Chapter 4: CHAPTER 4 Flashcards
What is Analytical Competency?
The ability to evaluate and interpret information to find meaningful patterns, make decisions, and solve real problems.
What is Information Competency?
The ability to gather and use information to solve problems.
Who are Knowledge Workers?
Individuals who add value to organizations through their intellectual capabilities.
What is Cognitive Style?
The way an individual deals with information while making decisions.
Who are Sensation Thinkers (STs)?
Individuals who emphasize the impersonal rather than the personal and take a realistic approach to problem-solving. They prefer hard facts, clear goals, certainty, and situations of high control.
Who are Intuitive Thinkers (ITs)?
Individuals who are comfortable with abstraction and unstructured situations. They tend to be idealistic, prone to intellectual and theoretical positions, logical, and impersonal but avoid details.
Who are Intuitive Feelers (IFs)?
Individuals who prefer broad and global issues. They are insightful, avoid details, are comfortable with intangibles, and value flexibility and human relationships.

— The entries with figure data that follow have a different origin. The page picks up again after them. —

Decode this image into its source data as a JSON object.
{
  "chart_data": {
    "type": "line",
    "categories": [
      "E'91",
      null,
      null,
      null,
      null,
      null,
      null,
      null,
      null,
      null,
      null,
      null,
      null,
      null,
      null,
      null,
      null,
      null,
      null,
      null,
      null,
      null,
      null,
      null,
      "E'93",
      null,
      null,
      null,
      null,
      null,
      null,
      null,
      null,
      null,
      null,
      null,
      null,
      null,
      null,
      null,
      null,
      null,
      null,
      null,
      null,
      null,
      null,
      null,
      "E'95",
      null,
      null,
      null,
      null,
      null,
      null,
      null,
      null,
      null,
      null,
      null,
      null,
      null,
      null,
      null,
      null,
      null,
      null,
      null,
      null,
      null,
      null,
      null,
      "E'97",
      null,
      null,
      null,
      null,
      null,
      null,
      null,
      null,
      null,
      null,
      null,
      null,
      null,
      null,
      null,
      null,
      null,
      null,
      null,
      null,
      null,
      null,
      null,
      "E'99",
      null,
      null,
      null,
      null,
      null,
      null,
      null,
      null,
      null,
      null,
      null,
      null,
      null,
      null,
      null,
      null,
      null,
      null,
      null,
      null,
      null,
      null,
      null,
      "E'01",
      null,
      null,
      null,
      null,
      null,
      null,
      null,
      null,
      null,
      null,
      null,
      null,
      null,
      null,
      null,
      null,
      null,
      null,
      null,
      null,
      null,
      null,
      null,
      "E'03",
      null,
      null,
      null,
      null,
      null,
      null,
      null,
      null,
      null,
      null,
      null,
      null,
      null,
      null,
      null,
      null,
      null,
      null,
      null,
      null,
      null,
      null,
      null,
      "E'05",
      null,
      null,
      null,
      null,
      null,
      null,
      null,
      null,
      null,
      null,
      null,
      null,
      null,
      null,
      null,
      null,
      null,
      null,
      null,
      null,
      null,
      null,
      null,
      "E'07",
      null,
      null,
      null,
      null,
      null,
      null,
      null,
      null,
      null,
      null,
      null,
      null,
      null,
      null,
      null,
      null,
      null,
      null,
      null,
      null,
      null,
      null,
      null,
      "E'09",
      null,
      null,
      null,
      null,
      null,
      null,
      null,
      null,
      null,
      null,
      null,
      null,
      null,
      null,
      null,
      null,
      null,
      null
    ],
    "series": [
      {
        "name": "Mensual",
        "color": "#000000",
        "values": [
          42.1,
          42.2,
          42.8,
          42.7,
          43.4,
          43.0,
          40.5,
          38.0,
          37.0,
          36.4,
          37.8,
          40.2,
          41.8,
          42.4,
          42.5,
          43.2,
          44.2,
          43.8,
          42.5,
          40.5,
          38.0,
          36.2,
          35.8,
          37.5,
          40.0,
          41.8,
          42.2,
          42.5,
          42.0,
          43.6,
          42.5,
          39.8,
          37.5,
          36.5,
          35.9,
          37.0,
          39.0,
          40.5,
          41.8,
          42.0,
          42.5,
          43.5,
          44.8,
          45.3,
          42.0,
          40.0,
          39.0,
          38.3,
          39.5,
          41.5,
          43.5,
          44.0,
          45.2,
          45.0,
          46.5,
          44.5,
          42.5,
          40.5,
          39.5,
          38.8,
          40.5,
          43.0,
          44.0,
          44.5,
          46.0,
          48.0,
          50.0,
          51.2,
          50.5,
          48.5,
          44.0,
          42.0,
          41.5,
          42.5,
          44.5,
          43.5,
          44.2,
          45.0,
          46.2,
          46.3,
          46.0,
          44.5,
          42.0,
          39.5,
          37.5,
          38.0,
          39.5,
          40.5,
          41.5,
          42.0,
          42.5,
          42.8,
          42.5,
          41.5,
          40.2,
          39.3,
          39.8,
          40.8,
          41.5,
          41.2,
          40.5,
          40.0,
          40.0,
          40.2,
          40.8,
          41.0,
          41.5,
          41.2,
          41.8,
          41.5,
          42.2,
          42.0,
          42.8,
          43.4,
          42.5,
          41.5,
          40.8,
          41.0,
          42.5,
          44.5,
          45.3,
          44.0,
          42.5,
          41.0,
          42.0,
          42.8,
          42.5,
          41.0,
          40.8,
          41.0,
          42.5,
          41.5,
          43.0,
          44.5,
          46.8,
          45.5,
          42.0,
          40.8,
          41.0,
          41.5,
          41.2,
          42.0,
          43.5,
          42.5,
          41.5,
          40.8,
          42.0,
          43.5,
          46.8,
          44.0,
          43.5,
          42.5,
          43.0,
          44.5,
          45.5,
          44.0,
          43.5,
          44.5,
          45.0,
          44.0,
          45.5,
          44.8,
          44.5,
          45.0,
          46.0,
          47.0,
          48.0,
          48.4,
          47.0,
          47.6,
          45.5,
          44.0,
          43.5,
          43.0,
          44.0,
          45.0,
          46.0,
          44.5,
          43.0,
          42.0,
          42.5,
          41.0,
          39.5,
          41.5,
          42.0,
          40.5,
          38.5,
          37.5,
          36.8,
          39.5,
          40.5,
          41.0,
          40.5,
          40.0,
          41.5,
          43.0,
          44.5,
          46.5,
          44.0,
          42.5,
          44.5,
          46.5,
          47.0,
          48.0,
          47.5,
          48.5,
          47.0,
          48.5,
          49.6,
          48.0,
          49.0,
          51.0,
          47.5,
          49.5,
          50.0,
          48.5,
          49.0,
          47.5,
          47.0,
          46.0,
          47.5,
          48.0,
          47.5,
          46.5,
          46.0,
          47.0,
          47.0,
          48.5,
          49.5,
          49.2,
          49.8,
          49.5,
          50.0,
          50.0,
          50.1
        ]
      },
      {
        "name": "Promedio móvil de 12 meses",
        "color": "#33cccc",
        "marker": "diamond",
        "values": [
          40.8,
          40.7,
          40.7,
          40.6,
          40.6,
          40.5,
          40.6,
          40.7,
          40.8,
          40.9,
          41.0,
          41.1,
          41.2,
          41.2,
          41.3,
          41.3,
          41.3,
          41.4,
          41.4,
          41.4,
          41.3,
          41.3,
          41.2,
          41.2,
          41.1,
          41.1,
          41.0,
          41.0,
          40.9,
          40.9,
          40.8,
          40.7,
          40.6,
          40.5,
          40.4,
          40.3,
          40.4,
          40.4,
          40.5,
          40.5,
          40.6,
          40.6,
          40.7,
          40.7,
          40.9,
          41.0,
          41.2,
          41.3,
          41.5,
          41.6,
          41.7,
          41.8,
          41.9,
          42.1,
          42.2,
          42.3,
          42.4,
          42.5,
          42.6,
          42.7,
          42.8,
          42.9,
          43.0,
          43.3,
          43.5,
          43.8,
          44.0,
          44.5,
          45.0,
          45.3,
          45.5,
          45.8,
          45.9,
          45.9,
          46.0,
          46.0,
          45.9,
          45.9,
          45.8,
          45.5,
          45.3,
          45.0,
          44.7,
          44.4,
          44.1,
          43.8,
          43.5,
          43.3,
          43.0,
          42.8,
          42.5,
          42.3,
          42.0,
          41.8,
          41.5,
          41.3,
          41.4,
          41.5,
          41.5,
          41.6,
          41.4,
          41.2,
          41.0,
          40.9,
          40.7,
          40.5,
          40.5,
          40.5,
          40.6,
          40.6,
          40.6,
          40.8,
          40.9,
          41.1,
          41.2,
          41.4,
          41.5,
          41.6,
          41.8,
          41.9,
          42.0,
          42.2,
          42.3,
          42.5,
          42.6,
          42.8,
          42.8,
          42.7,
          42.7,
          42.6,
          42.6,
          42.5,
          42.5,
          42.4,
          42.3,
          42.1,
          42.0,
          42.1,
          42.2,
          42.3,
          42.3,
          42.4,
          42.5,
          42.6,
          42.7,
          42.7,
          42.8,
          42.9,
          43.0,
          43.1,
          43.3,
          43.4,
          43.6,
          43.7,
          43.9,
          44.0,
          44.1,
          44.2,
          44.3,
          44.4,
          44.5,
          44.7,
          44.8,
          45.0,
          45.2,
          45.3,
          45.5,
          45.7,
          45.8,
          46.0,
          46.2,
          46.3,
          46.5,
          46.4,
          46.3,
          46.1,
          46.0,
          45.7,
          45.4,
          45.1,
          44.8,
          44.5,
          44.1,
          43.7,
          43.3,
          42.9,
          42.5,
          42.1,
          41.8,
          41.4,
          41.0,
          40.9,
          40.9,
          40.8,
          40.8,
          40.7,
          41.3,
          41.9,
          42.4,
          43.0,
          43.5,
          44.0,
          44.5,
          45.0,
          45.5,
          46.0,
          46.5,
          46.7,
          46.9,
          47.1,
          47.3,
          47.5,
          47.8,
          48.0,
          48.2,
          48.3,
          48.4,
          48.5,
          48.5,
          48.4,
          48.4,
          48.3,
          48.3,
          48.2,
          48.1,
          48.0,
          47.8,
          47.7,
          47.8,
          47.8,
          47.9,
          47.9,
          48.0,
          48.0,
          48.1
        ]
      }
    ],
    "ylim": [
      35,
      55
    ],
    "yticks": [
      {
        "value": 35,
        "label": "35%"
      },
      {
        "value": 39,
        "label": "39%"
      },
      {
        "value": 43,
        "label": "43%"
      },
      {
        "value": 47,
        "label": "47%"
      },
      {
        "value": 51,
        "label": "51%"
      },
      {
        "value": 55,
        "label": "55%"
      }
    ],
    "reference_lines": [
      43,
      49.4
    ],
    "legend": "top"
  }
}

Who are Sensation Feelers (SFs)?
Individuals who emphasize both analysis and human relations. They are realistic, prefer facts, are open communicators, and are sensitive to feelings and values.
What is Systematic Thinking?
An approach to problem-solving that is rational and analytical.
What is Intuitive Thinking?
An approach to problem-solving that is flexible and spontaneous.
Who are Problem Avoiders?
Individuals who ignore information that signals a performance threat or opportunity.
Who are Problem Solvers?
Individuals who are reactive and make decisions or solve problems when required.
Who are Problem Seekers?
Individuals who are proactive in looking for problems to solve and opportunities to explore.
What is a Complete Environment?
An environment that offers complete information on possible action alternatives and their consequences.
What is a Risk Environment?
An environment that lacks complete information but offers probabilities of likely outcomes for possible action alternatives.
What is an Uncertain Environment?
An environment that lacks so much information that it is difficult to assign probabilities to the likely outcomes of alternatives.
What is the Classical Decision Model?
A decision-making model that describes decision-making with complete information.
What is the Behavioral Decision Model?
A decision-making model that describes decision-making with limited information and bounded rationality.
What is Bounded Rationality?
A decision-making condition that consists of biased perceptions, imperfect information, and time pressures.
What is a Satisficing Decision?
A decision that chooses the first satisfactory alternative that presents itself.
What is an Optimizing Decision?
A decision that chooses the alternative providing the absolute best solution to a problem.
What is the Realistic Decision Model?
A decision model that emphasizes critical thinking informed by science and the broadest possible base of reliable information.
What is Realist Rationality?
An approach that recognizes human limitations and biases but proactively addresses them through rigorous fact-finding and in-depth analysis.
What is Evidence-Based Decision?
A decision-making approach that makes choices grounded in careful analysis of information and empirical data gathered from credible sources.
What is Lack-of-Participation Error?
A failure to include the right people in the decision-making process.
What is a Nonprogrammed Decision?
A decision that crafts a unique solution to a new and unstructured problem.
What are Spotlight Questions?
Questions that highlight the risks of public disclosure of one’s actions.
What is Big-C Creativity?
Creativity that occurs when extraordinary things are done by exceptional people.
What is Little-C Creativity?
Creativity that occurs when average people come up with unique ways to deal with daily events and situations.
What are Heuristics?
Strategies or shortcuts used to simplify the decision-making process.
What is the Availability Heuristic?
A decision-making shortcut that uses readily available information to assess a current situation.
What is the Representativeness Heuristic?
A decision-making shortcut that assesses the likelihood of an occurrence based on a stereotyped set of similar events.
What is the Anchoring and Adjustment Heuristic?
A decision-making shortcut that adjusts a previously existing value or starting point to make a decision.
What is a Framing Error?
A mistake that occurs when a problem is evaluated and resolved within the context in which it is perceived.
What is a Confirmation Error?
A mistake that occurs when individuals attend only to information that confirms a decision already made.
What is Escalating Commitment?
The continuation of a course of action even though it is not working.
What is Big Data?
Large quantities of data that are difficult to process without using sophisticated mathematical and computing techniques.